When I was a boy, all the music I heard was original – Chuck Berry, Little Richard, Buddy Holly and many others wrote their own material. Others had favourite songwriters, like Otis Blackwell., who wrote a number of hits for Elvis Presley and Jerry Lee Lewis, or Jerry Leiber and Mike Stoller, who wrote hits for almost everybody. Indeed, original music has always formed the vast majority of popular music. It never occurred to me at that time that musicians would play music written by other people. Why would anyone want to do that?
In 1956, my parents bought their first television set and, like almost all of Canada, I heard the maritime fiddler Don Messer (1909-1973) on CBC’s extremely polular show, “Don Messer’s Junilee.” Messer specialized not only in other people’s music but in music from foreign countries, mainly Scotland and Ireland. It was the first time I realized that music extended beyond North America.
Later on in the 60s, I started listening to Doc Watson (1923-2012) and traditional American music became a life-long passion. I had the chance to hear Doc and his son Merle (1949-1885) in concert and the respect with which he approached traditional music was certainly the most important music lesson I ever learned. At the same time, folk music boomed and I heard Jim Kweskin’s Jug Band, who played
music from the early 20th century with objects like washboards, jugs, washtubs and combs.

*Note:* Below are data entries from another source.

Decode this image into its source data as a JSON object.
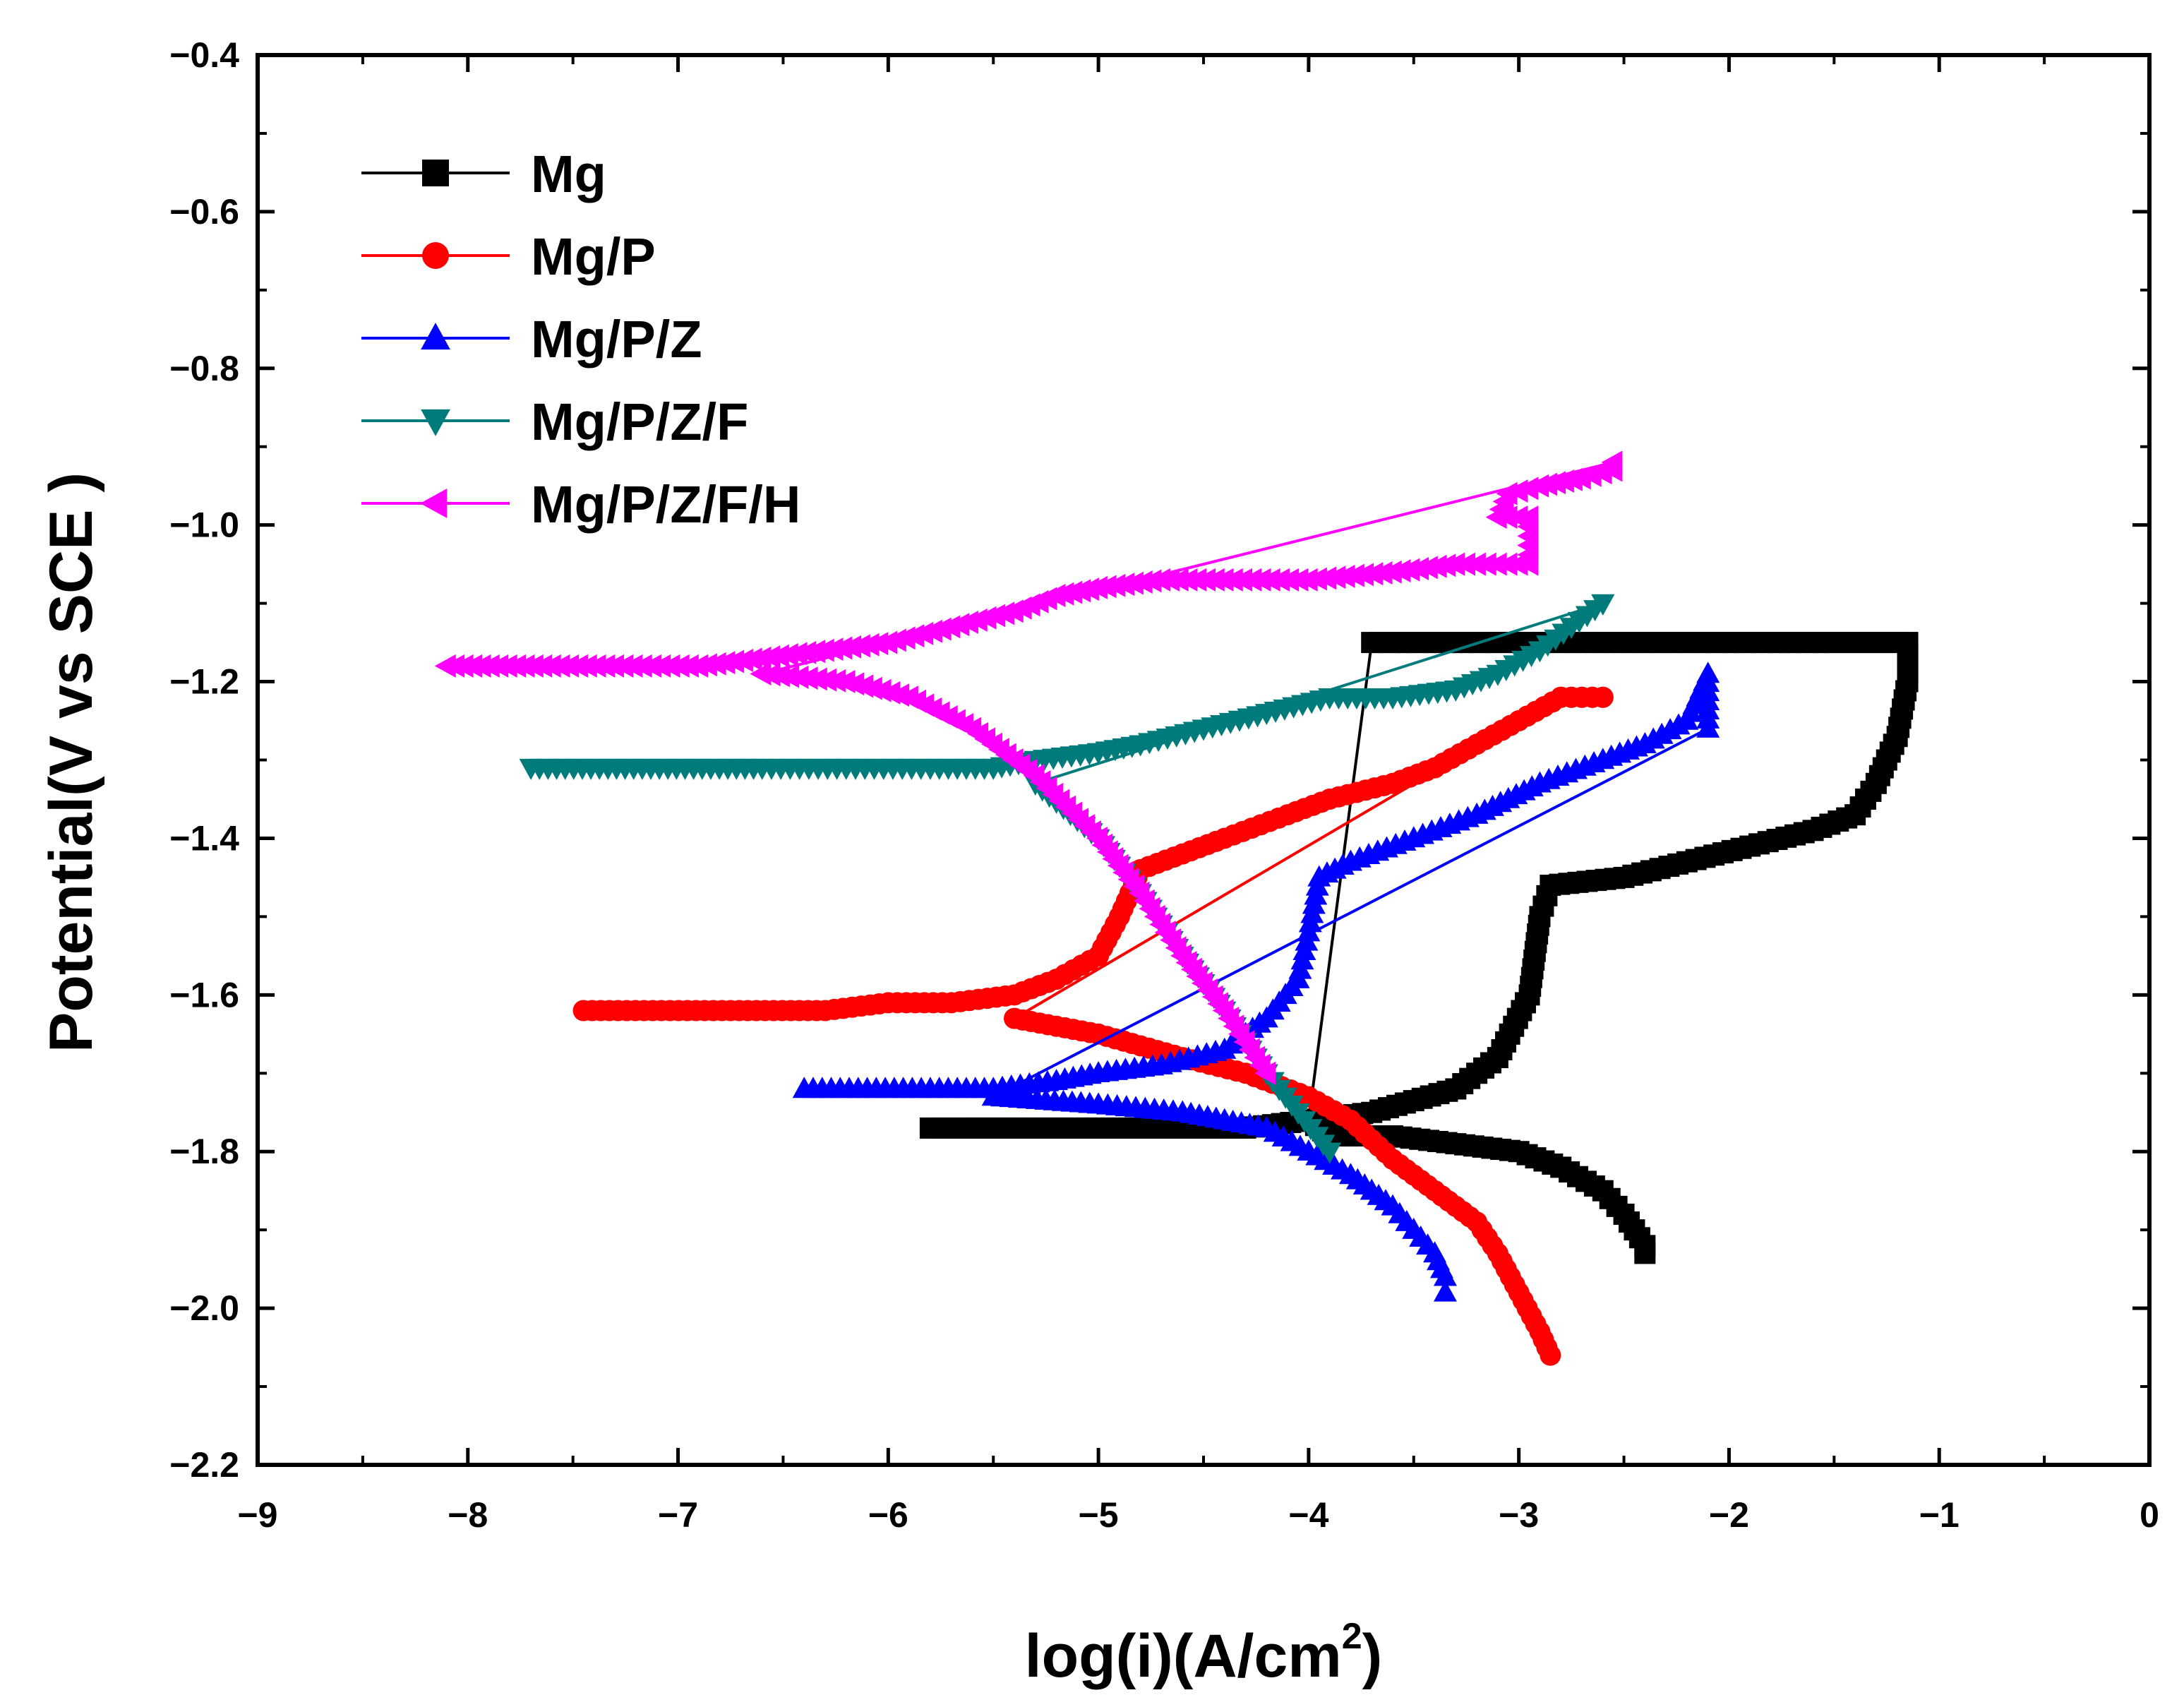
{
  "chart_data": {
    "type": "line",
    "title": "",
    "xlabel": "log(i)(A/cm",
    "xlabel_sup": "2",
    "xlabel_end": ")",
    "ylabel": "Potential(V vs SCE )",
    "xlim": [
      -9,
      0
    ],
    "ylim": [
      -2.2,
      -0.4
    ],
    "x_ticks": [
      -9,
      -8,
      -7,
      -6,
      -5,
      -4,
      -3,
      -2,
      -1,
      0
    ],
    "x_tick_labels": [
      "−9",
      "−8",
      "−7",
      "−6",
      "−5",
      "−4",
      "−3",
      "−2",
      "−1",
      "0"
    ],
    "y_ticks": [
      -0.4,
      -0.6,
      -0.8,
      -1.0,
      -1.2,
      -1.4,
      -1.6,
      -1.8,
      -2.0,
      -2.2
    ],
    "y_tick_labels": [
      "−0.4",
      "−0.6",
      "−0.8",
      "−1.0",
      "−1.2",
      "−1.4",
      "−1.6",
      "−1.8",
      "−2.0",
      "−2.2"
    ],
    "legend_position": "top-left",
    "series": [
      {
        "name": "Mg",
        "color": "#000000",
        "marker": "square",
        "x": [
          -5.8,
          -5.6,
          -5.35,
          -4.85,
          -4.6,
          -4.3,
          -4.0,
          -3.7,
          -3.3,
          -3.1,
          -2.95,
          -2.9,
          -2.85,
          -2.5,
          -2.2,
          -1.9,
          -1.6,
          -1.4,
          -1.3,
          -1.2,
          -1.15,
          -1.15,
          -1.2,
          -1.25,
          -1.35,
          -1.5,
          -1.8,
          -2.1,
          -2.5,
          -2.9,
          -3.1,
          -3.4,
          -3.7,
          -4.0,
          -3.9,
          -3.6,
          -3.3,
          -3.0,
          -2.8,
          -2.6,
          -2.5,
          -2.4,
          -2.4
        ],
        "y": [
          -1.77,
          -1.77,
          -1.77,
          -1.77,
          -1.77,
          -1.77,
          -1.76,
          -1.75,
          -1.72,
          -1.68,
          -1.6,
          -1.5,
          -1.46,
          -1.45,
          -1.43,
          -1.41,
          -1.39,
          -1.37,
          -1.33,
          -1.27,
          -1.2,
          -1.15,
          -1.15,
          -1.15,
          -1.15,
          -1.15,
          -1.15,
          -1.15,
          -1.15,
          -1.15,
          -1.15,
          -1.15,
          -1.15,
          -1.76,
          -1.78,
          -1.78,
          -1.79,
          -1.8,
          -1.82,
          -1.85,
          -1.88,
          -1.92,
          -1.93
        ]
      },
      {
        "name": "Mg/P",
        "color": "#ff0000",
        "marker": "circle",
        "x": [
          -7.45,
          -6.75,
          -6.3,
          -6.0,
          -5.7,
          -5.4,
          -5.2,
          -5.0,
          -4.9,
          -4.8,
          -4.6,
          -4.4,
          -4.1,
          -3.9,
          -3.6,
          -3.4,
          -3.2,
          -3.0,
          -2.8,
          -2.7,
          -2.6,
          -2.6,
          -2.7,
          -2.8,
          -5.4,
          -5.0,
          -4.6,
          -4.3,
          -4.0,
          -3.8,
          -3.6,
          -3.4,
          -3.2,
          -3.1,
          -3.0,
          -2.9,
          -2.85
        ],
        "y": [
          -1.62,
          -1.62,
          -1.62,
          -1.61,
          -1.61,
          -1.6,
          -1.58,
          -1.55,
          -1.5,
          -1.44,
          -1.42,
          -1.4,
          -1.37,
          -1.35,
          -1.33,
          -1.31,
          -1.28,
          -1.25,
          -1.22,
          -1.22,
          -1.22,
          -1.22,
          -1.22,
          -1.22,
          -1.63,
          -1.65,
          -1.68,
          -1.7,
          -1.73,
          -1.76,
          -1.81,
          -1.85,
          -1.89,
          -1.93,
          -1.98,
          -2.03,
          -2.06
        ]
      },
      {
        "name": "Mg/P/Z",
        "color": "#0000ff",
        "marker": "triangle-up",
        "x": [
          -6.4,
          -6.1,
          -5.8,
          -5.5,
          -5.2,
          -5.0,
          -4.7,
          -4.4,
          -4.2,
          -4.05,
          -4.0,
          -3.95,
          -3.8,
          -3.5,
          -3.2,
          -2.9,
          -2.6,
          -2.4,
          -2.2,
          -2.15,
          -2.1,
          -2.1,
          -5.5,
          -5.0,
          -4.6,
          -4.2,
          -4.0,
          -3.8,
          -3.6,
          -3.5,
          -3.4,
          -3.35,
          -3.35
        ],
        "y": [
          -1.72,
          -1.72,
          -1.72,
          -1.72,
          -1.71,
          -1.7,
          -1.69,
          -1.67,
          -1.63,
          -1.58,
          -1.52,
          -1.45,
          -1.43,
          -1.4,
          -1.37,
          -1.33,
          -1.3,
          -1.28,
          -1.25,
          -1.22,
          -1.19,
          -1.26,
          -1.73,
          -1.74,
          -1.75,
          -1.77,
          -1.8,
          -1.83,
          -1.87,
          -1.9,
          -1.93,
          -1.96,
          -1.98
        ]
      },
      {
        "name": "Mg/P/Z/F",
        "color": "#007b7b",
        "marker": "triangle-down",
        "x": [
          -7.7,
          -6.6,
          -6.2,
          -5.8,
          -5.5,
          -5.3,
          -5.0,
          -4.8,
          -4.5,
          -4.2,
          -3.9,
          -3.6,
          -3.3,
          -3.1,
          -2.9,
          -2.75,
          -2.6,
          -2.6,
          -5.3,
          -5.0,
          -4.8,
          -4.6,
          -4.4,
          -4.2,
          -4.05,
          -3.9
        ],
        "y": [
          -1.31,
          -1.31,
          -1.31,
          -1.31,
          -1.31,
          -1.3,
          -1.29,
          -1.28,
          -1.26,
          -1.24,
          -1.22,
          -1.22,
          -1.21,
          -1.19,
          -1.16,
          -1.13,
          -1.1,
          -1.1,
          -1.33,
          -1.4,
          -1.47,
          -1.55,
          -1.62,
          -1.7,
          -1.75,
          -1.8
        ]
      },
      {
        "name": "Mg/P/Z/F/H",
        "color": "#ff00ff",
        "marker": "triangle-left",
        "x": [
          -8.1,
          -7.6,
          -7.3,
          -6.9,
          -6.6,
          -6.3,
          -6.0,
          -5.7,
          -5.4,
          -5.2,
          -5.0,
          -4.7,
          -4.4,
          -4.0,
          -3.6,
          -3.3,
          -3.1,
          -2.95,
          -2.95,
          -3.1,
          -3.05,
          -2.9,
          -2.7,
          -2.55,
          -2.55,
          -6.6,
          -6.2,
          -5.9,
          -5.6,
          -5.3,
          -5.0,
          -4.8,
          -4.6,
          -4.4,
          -4.2
        ],
        "y": [
          -1.18,
          -1.18,
          -1.18,
          -1.18,
          -1.17,
          -1.16,
          -1.15,
          -1.13,
          -1.11,
          -1.09,
          -1.08,
          -1.07,
          -1.07,
          -1.07,
          -1.06,
          -1.05,
          -1.05,
          -1.05,
          -0.99,
          -0.99,
          -0.96,
          -0.95,
          -0.94,
          -0.93,
          -0.92,
          -1.19,
          -1.2,
          -1.22,
          -1.26,
          -1.32,
          -1.4,
          -1.47,
          -1.55,
          -1.62,
          -1.7
        ]
      }
    ]
  }
}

More and more, I was listening to music from the past.
In the early 70s, Ry Cooder became a veritable apostle for traditional music, breathing new life into songs from the depression era and the early beginnings of jazz and blues. Winner of six Grammy awards, Cooder extended his work to the music of other cultutres and collaborated with Tex-Mex accordionist Flaco Jiminez, Hawaiian musicians Gabby Pahinui and Atta Isaacs, Hindustani classical musician V.M. Bhatt, a virtuoso of the Mohan Veena, a modified 20-string guitar of Bhatt’s own invention, and Ali Farka Touré a Malian singer and multi-instrumentalist and one of Africa’s most internationally renowned musicians. Cooder also played a significant role in the increased appreciation of traditional Cuban music, due to his collaboration as guitarist and producer of the Buena Vista Social Club recording, which became a worldwide hit and revived the careers of some of the greatest surviving exponents of
20th century Cuban music. In my estimation, Cooder also played a very significant part in the thaw in Cuban-American relations, so much in the news today.
I have chosen to play two pieces which exemplify Ry Cooder’s ability to find forgotten music and reanimate it. The first piece, “Great Dreams From Heaven”, comes from Bahamian singer-guitarist Joseph Spence (1910-1984), the son of a pastor who played gospel and Bahamian songs, mostly recorded on his porch with the sound of his
children playing in the background. Fritz Richmond, jug player in the Jim Kweskin Jug Band, recorded one of Spence’s albums called “Happy All The Time”, an apt summary of the man and his music.
This second piece comes from Ry Cooder’s extensive work in film soundtracks. Entitled “I Always Knew You Were The One”, this piece is an unbelievably romantic waltz from the cowboy era, taken from the soundtrack of
Walter Hill’s western film, “The Long Riders.”